According to the Confederation of Indian Industry, the Ayurveda product market is at was at $3.5 billion at the end of FY18, pegged to grow at 16 percent compound annual growth rate (CAGR).

NirogStreet [https://nirogstreet.com/], Kumar said, is the only company in India that has brought in 50,000 Ayurvedic practitioners globally to its platform and each doctor associated has the Bachelor of Ayurvedic Medicine and Surgery (BAMS) degree. On top of this, the doctors who follow NirogSteet’s protocols and digital practice are also certified by NirogSteet.

“I come from a low middle class family, and so had to leave studies when I was in Grade 11 to look for work,” said Kumar, who traces his roots to Muzzaffarpur in the eastern Indian state of Bihar.

In 2000, he founded his first business Techlus, that helped promote information about computers to people in the smaller towns of India. “I was 15-16 years old and was not even aware what entrepreneur means,” Kumar said over the phone with a hearty laugh.

He said was fascinated with the computer and he approached the computer center in town that had just one PC in a small room. Kumar offered to work there in exchange of lessons in JAVA. He eventually graduated in Computer Science from Sikkim Manipal University.

Kumar said he realized that “Ayurveda in India is an unorganized sector…. Also, what I observed was people have trust in Ayurveda but they don’t trust the medicines. There is no knowledge sharing.” He said that the Ayurvedic doctors are like small entrepreneurs but they are not tech savvy. They are legally allowed to sell medicines but there is no knowledge-sharing platform.

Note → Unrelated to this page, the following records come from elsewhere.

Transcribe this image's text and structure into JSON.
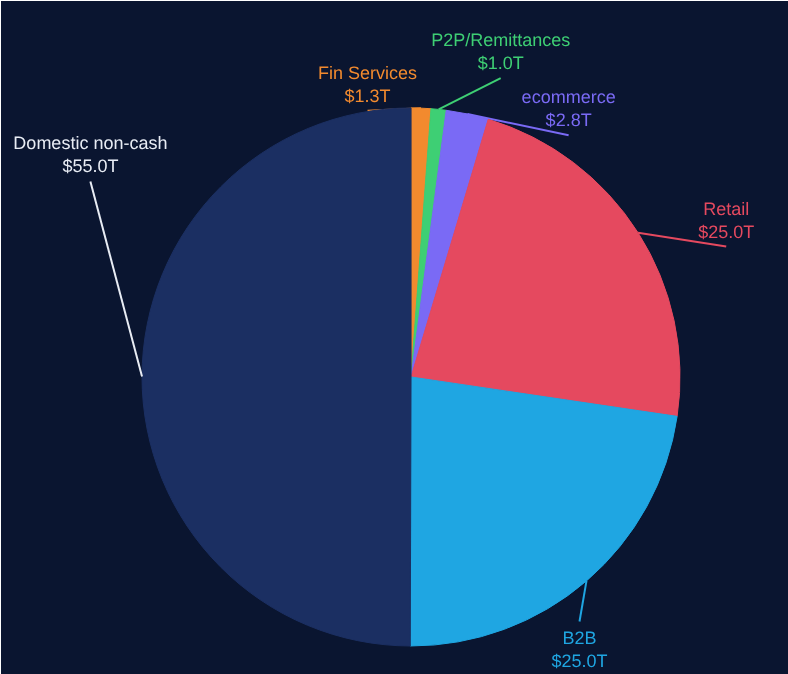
{
  "chart_data": {
    "type": "pie",
    "categories": [
      "Fin Services",
      "P2P/Remittances",
      "ecommerce",
      "Retail",
      "B2B",
      "Domestic non-cash"
    ],
    "values": [
      1.3,
      1.0,
      2.8,
      25.0,
      25.0,
      55.0
    ],
    "value_labels": [
      "$1.3T",
      "$1.0T",
      "$2.8T",
      "$25.0T",
      "$25.0T",
      "$55.0T"
    ],
    "colors": [
      "#f28a2e",
      "#3ecf74",
      "#7a6af5",
      "#e5495f",
      "#1fa6e2",
      "#1b2f62"
    ]
  }
}
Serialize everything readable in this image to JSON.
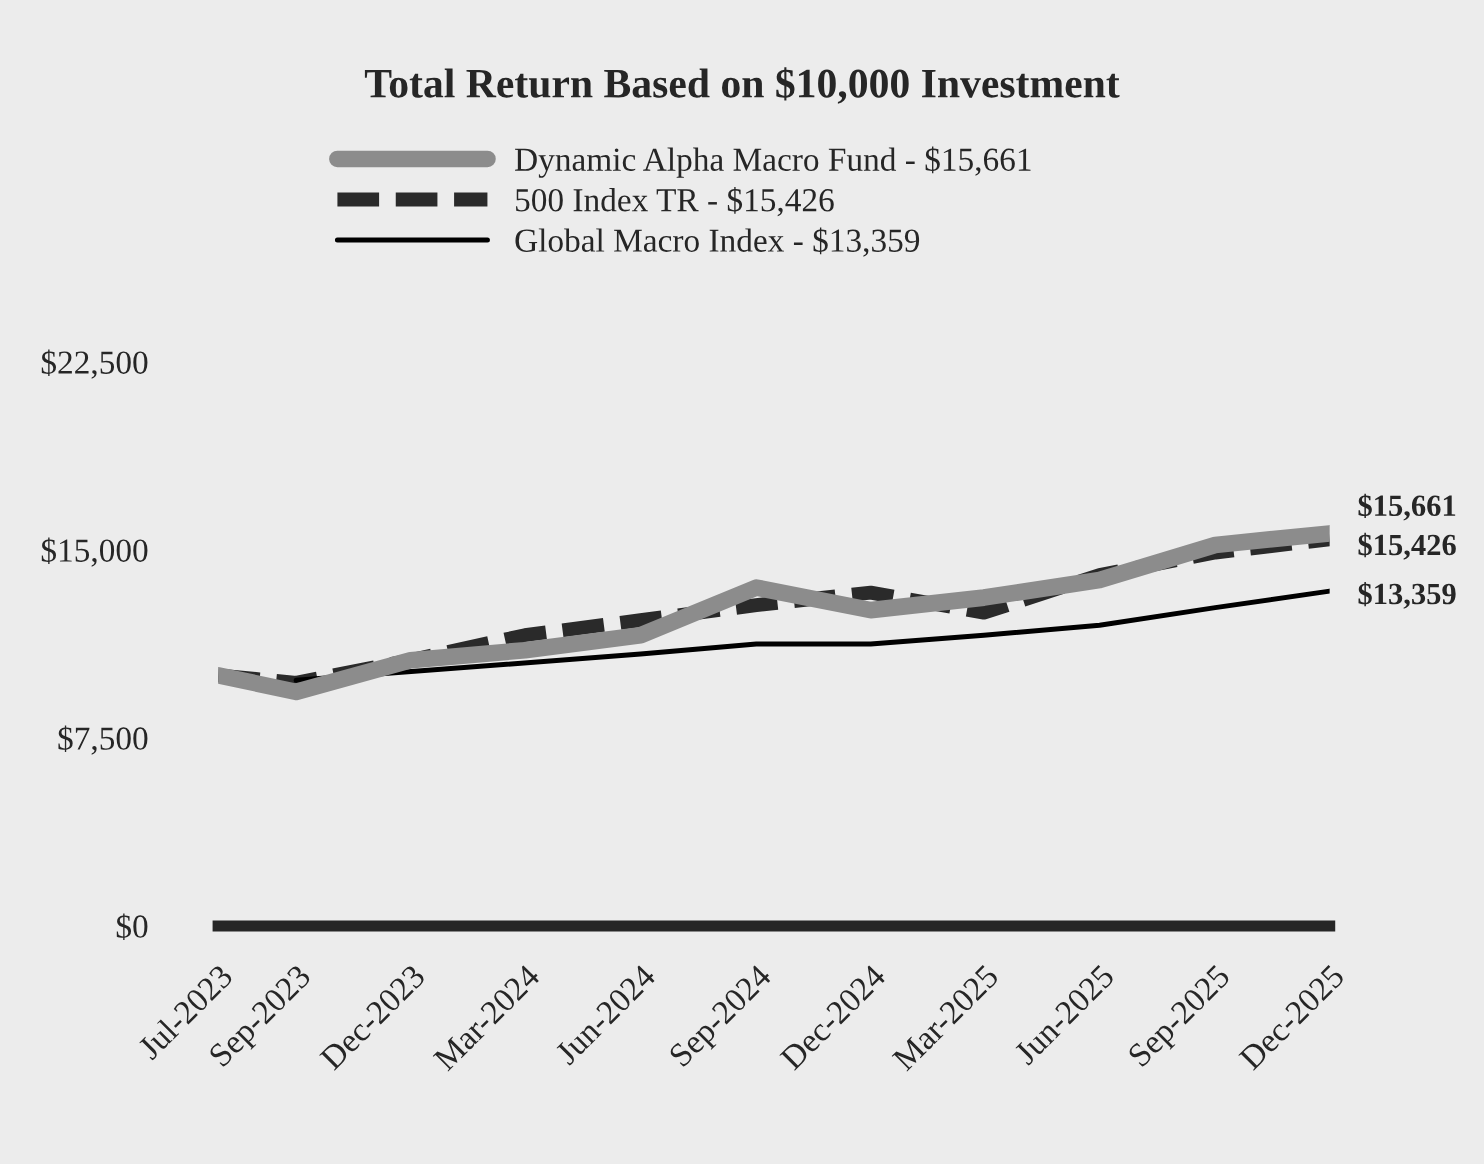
{
  "chart_data": {
    "type": "line",
    "title": "Total Return Based on $10,000 Investment",
    "x": [
      "2023-07",
      "2023-09",
      "2023-12",
      "2024-03",
      "2024-06",
      "2024-09",
      "2024-12",
      "2025-03",
      "2025-06",
      "2025-09",
      "2025-12"
    ],
    "series": [
      {
        "name": "Dynamic Alpha Macro Fund - $15,661",
        "color": "#8c8c8c",
        "line_style": "solid",
        "values": [
          10000,
          9340,
          10600,
          11000,
          11600,
          13500,
          12600,
          13100,
          13800,
          15200,
          15661
        ]
      },
      {
        "name": "500 Index TR - $15,426",
        "color": "#2a2a2a",
        "line_style": "dashed",
        "values": [
          10000,
          9700,
          10600,
          11600,
          12200,
          12800,
          13300,
          12500,
          14000,
          14900,
          15426
        ]
      },
      {
        "name": "Global Macro Index - $13,359",
        "color": "#000000",
        "line_style": "solid",
        "values": [
          null,
          9800,
          null,
          null,
          10850,
          11250,
          11250,
          11600,
          12000,
          12700,
          13359
        ]
      }
    ],
    "ylim": [
      0,
      22500
    ],
    "yticks": [
      {
        "value": 0,
        "label": "$0"
      },
      {
        "value": 7500,
        "label": "$7,500"
      },
      {
        "value": 15000,
        "label": "$15,000"
      },
      {
        "value": 22500,
        "label": "$22,500"
      }
    ],
    "xlim": [
      "2023-07",
      "2025-12"
    ],
    "xticks": [
      {
        "value": "2023-07",
        "label": "Jul-2023"
      },
      {
        "value": "2023-09",
        "label": "Sep-2023"
      },
      {
        "value": "2023-12",
        "label": "Dec-2023"
      },
      {
        "value": "2024-03",
        "label": "Mar-2024"
      },
      {
        "value": "2024-06",
        "label": "Jun-2024"
      },
      {
        "value": "2024-09",
        "label": "Sep-2024"
      },
      {
        "value": "2024-12",
        "label": "Dec-2024"
      },
      {
        "value": "2025-03",
        "label": "Mar-2025"
      },
      {
        "value": "2025-06",
        "label": "Jun-2025"
      },
      {
        "value": "2025-09",
        "label": "Sep-2025"
      },
      {
        "value": "2025-12",
        "label": "Dec-2025"
      }
    ],
    "annotations": [
      {
        "text": "$15,661",
        "x": "2025-12",
        "y": 15661
      },
      {
        "text": "$15,426",
        "x": "2025-12",
        "y": 15426
      },
      {
        "text": "$13,359",
        "x": "2025-12",
        "y": 13359
      }
    ],
    "legend": "top",
    "grid": false
  }
}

Kumar said he saw a business model in that.

“Just an idea that I can create something where doctors can engage among themselves because a knowledge platform is not happening in Ayurveda like it is in western medicine,” Kumar said. He said the Ayurveda market was unorganized but vast. “India has close to 9000 licensed pharmacies but the challenge is enforcement [of rules and quality control] is very weak,” he said.

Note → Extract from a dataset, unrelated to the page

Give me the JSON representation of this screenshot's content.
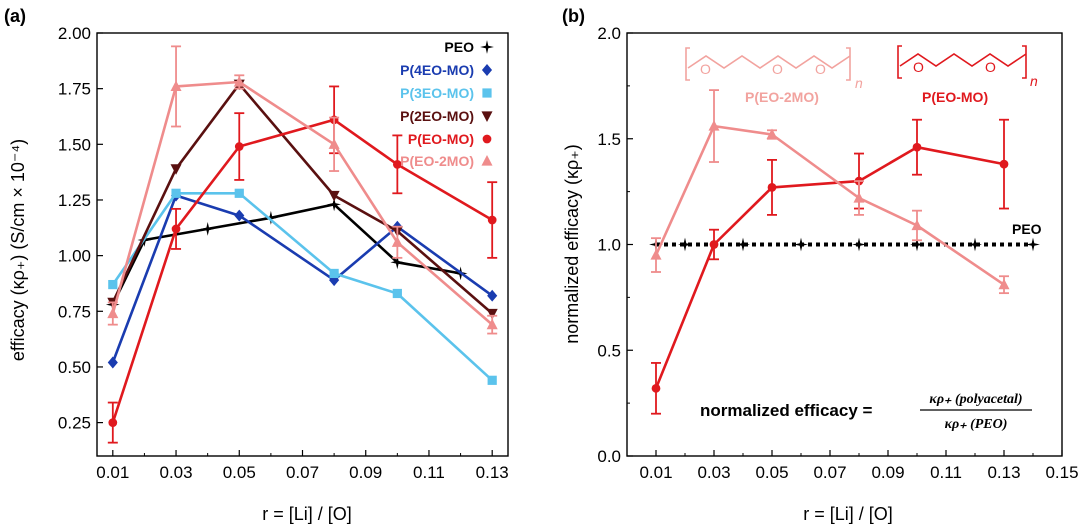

“When the threat to life is immediate people will go to allopathy and when threat to life is long they go to Ayurveda,” said Kumar. Asked about the impact of the Covid-19 pandemic on Ayurveda, he said: “Pandemic boosted the business, doctors are more open to technology … and actually it was a boost to us. Just in 12 months we grew 300 percent.”

He said: “What we are seeing with the Ayurveda is that at least it brings down the cost of treatment and Ayurveda makes you healthy, wealthy and wise. For better quality of life, Ayurveda is the only answer.”